Jeff Chiu / AP
Thursday, June 14, 2018 | 2 a.m.
The Golden Knights’ amazing inaugural season ultimately came to an end with a gut-wrenching loss in the Stanley Cup Final, but the world of hockey never sleeps.
Vegas now immediately transitions into its first-ever offseason, with free agency and the draft right around the corner.
“We went so deep that a lot of stuff is going to come up real quick,” coach Gerard Gallant says. “This season isn’t over yet. The hockey is done, but there’s still a lot to go on.”
The NHL draft is June 22-23, and the youngsters will be back on the ice for development camp shortly after. Free agency is shortly after, beginning on July 1.
Here’s a look at three of the biggest questions the Golden Knights must answer in the coming months.
1. Do they bring back James Neal and/or David Perron?
The Golden Knights don’t have many players entering unrestricted free agency this offseason, but two of their top six scorers — Neal and Perron — could hit the open market.
Perron, 29, had a career season with 66 points and made it clear he wants to return next year.
“Obviously I love it here. I want to stay,” Perron says. “We’ll see how it works. We had good conversations throughout the year and didn’t get to a result, but I appreciate how much they want me to stay here, too.”
When the Golden Knights selected Perron in the expansion draft, it was the eighth time he’d changed teams since 2012. He served as one of the leaders in the locker room this season and has every intention of making Las Vegas his home. Whether General Manager George McPhee will offer him a contract to return is the real question.
“The reality is, in the salary cap world that you have to make some tough decisions, and with this team, not everyone will be back,” McPhee says. “We’ll do our best to keep this group together, but there are always three or four changes.”
Neal finished fourth on the team with 25 goals this season, marking the 11th consecutive full season in which he scored at least 20 goals. He also provided leadership for Vegas and scored a handful of clutch goals along the way.
“I love it here,” Neal says. “I thought we had a great thing going here. I want to win. We have a great group of guys here, so I hope things can work out.”
Vegas is projected to have approximately $26.5 million in cap space, so fitting the two in is no big deal. It just comes down to whether McPhee wants to save the money to spend elsewhere, which brings us to the next question.
2. Will the Golden Knights go after prized free agent John Tavares?
The crown jewel of this year’s free agent class is New York Islanders center John Tavares.
The 29-year-old is fresh off an 84-point season and appears primed to become a franchise’s centerpiece if he opts to leave Brooklyn. He will command a massive contract with an average annual value of $8.5 million to 9.5 million, which Vegas has the room to accommodate.
“We’ve all learned lessons over the years, and in the salary cap era, you have to be smart about what you do and the contracts you hand out,” McPhee says. “We have all these resources now … so you have to trust your instincts as a management group, trust the reports from your pro scouting staff and the data that you’re getting from your analytics group. That’s something we didn’t have years ago and we have now. It tells you certain things, and you have to pay attention to it.”
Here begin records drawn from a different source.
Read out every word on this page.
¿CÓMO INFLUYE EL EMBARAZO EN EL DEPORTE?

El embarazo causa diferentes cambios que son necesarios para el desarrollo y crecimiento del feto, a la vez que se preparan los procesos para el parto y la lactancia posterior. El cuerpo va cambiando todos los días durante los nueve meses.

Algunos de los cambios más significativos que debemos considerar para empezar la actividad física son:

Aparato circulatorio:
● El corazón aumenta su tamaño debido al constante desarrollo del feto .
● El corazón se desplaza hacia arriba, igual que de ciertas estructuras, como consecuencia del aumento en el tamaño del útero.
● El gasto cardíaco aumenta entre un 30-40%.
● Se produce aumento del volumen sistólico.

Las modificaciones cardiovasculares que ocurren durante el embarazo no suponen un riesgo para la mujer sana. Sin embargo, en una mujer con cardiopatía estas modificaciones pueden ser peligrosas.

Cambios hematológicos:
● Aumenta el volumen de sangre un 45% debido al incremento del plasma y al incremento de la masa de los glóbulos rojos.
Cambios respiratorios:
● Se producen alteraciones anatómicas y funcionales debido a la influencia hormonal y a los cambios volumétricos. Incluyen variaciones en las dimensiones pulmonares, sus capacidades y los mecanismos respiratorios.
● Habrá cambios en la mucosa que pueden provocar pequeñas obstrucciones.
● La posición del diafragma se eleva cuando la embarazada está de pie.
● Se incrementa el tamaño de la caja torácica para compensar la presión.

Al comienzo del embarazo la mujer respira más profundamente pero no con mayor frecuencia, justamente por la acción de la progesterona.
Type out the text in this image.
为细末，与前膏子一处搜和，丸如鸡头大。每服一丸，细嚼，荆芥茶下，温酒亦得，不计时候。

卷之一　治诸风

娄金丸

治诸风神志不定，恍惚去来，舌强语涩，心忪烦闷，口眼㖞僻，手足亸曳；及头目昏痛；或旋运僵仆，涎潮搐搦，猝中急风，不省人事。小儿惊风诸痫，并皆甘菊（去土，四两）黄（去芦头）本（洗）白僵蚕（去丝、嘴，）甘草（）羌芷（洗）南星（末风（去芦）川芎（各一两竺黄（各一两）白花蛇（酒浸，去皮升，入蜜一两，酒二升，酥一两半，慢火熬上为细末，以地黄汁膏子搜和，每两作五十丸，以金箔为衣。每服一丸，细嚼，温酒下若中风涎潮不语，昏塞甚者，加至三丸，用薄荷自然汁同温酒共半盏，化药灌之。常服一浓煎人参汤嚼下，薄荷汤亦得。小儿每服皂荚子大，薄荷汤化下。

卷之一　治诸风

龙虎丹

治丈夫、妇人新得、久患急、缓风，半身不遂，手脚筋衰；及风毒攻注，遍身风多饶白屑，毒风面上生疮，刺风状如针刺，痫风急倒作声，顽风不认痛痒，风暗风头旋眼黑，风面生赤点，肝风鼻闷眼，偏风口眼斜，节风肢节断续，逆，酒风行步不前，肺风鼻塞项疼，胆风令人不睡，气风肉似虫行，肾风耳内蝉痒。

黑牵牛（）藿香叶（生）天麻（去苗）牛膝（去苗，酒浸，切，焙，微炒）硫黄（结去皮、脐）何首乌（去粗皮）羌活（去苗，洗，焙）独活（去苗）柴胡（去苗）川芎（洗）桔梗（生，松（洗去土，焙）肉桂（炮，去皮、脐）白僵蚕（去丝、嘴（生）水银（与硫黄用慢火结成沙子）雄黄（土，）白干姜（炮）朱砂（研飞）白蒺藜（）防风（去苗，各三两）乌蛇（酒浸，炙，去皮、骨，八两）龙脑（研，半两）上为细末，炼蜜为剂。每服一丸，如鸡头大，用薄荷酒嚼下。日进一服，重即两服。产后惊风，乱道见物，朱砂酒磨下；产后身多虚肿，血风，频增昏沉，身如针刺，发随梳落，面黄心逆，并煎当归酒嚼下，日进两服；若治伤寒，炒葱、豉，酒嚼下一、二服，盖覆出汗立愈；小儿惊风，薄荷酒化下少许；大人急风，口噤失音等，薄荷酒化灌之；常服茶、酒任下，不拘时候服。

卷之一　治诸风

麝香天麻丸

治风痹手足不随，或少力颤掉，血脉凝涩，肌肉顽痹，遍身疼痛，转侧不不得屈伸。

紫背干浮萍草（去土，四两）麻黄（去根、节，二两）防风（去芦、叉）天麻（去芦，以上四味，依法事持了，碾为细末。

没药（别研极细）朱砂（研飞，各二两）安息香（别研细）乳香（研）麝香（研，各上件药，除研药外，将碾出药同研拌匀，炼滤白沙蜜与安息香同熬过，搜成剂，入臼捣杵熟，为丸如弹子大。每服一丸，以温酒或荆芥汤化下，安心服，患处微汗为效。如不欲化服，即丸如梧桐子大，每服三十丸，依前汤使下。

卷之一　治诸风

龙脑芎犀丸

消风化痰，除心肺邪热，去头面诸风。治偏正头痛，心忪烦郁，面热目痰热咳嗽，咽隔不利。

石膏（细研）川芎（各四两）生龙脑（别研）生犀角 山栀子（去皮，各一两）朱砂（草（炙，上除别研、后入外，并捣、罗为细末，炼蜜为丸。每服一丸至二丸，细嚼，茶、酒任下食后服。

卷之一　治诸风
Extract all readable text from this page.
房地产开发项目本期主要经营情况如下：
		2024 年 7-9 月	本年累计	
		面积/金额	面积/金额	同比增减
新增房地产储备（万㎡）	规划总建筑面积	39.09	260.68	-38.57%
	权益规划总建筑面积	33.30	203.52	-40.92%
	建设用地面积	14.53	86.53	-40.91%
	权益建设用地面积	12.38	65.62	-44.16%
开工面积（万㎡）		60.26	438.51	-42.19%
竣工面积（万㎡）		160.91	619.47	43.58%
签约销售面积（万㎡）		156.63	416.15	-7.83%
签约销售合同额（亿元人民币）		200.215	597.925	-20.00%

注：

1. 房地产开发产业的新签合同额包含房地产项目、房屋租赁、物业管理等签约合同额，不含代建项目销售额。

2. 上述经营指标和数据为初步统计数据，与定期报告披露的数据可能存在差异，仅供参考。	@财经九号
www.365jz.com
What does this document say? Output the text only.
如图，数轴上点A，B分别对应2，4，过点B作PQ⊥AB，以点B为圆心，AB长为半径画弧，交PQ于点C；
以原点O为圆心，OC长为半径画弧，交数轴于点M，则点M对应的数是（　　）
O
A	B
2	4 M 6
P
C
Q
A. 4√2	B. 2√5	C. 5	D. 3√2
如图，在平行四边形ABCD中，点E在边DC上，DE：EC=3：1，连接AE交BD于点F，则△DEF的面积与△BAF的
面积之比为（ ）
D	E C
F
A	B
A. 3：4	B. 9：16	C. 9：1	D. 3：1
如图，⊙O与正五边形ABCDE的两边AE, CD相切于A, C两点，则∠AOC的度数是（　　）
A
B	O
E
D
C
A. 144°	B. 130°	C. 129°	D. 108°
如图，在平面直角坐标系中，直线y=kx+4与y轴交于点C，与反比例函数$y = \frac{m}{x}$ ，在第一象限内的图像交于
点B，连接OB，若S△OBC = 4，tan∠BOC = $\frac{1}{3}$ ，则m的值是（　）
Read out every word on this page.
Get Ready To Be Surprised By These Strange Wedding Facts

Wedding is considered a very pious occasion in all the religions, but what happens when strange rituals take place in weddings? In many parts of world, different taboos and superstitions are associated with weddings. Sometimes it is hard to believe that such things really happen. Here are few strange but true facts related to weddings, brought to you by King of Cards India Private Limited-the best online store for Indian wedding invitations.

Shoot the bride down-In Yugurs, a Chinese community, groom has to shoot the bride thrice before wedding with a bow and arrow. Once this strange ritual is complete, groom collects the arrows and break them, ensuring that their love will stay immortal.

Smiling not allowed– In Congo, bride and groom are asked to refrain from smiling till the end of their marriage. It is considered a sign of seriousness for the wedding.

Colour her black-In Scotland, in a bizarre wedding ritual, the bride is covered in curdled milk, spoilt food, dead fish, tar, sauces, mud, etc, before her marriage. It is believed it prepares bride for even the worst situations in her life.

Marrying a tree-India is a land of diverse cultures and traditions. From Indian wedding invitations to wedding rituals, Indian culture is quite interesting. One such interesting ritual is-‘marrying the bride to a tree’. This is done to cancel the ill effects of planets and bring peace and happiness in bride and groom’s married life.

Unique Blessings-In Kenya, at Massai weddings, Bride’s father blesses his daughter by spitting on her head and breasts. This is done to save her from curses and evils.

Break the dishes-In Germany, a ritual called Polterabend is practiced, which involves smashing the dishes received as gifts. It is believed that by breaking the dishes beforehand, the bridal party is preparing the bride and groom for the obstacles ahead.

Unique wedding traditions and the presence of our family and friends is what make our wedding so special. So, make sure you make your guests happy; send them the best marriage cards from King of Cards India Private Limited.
Tavares certainly meets all criteria when it comes to stats. He has five straight seasons with at least 60 points despite being surrounded by limited talent in New York. The question becomes: Does McPhee want to risk upsetting the Golden Knights’ locker room by inserting a superstar?
“What I love about our room is there is no hierarchy and no entitlement,” he says. “It’s just a bunch of guys who show up and work their tails off, get along and represent this organization and this city really well.”
3. Does William Karlsson get a new contract?
Working out a long-term deal for William Karlsson isn’t as pressing as the Neal and Perron negotiations because Karlsson is only a restricted free agent. This means the Golden Knights can let Karlsson play on his current deal next season if they don’t work out an extension this offseason.
Still, locking up Karlsson long-term this summer is ideal. The 25-year-old finished third in the NHL with 43 goals, making him due for a massive raise after earning $1 million this season.
“I’ll let my agent handle everything,” he says. “We’ll see what happens.”
The only thing Karlsson would say about his contract status is that he wants to remain a Golden Knight.
“It’s been a lot of fun,” he says. “I love being here in Vegas. It’s a great city, and hopefully I can be here for many more years.”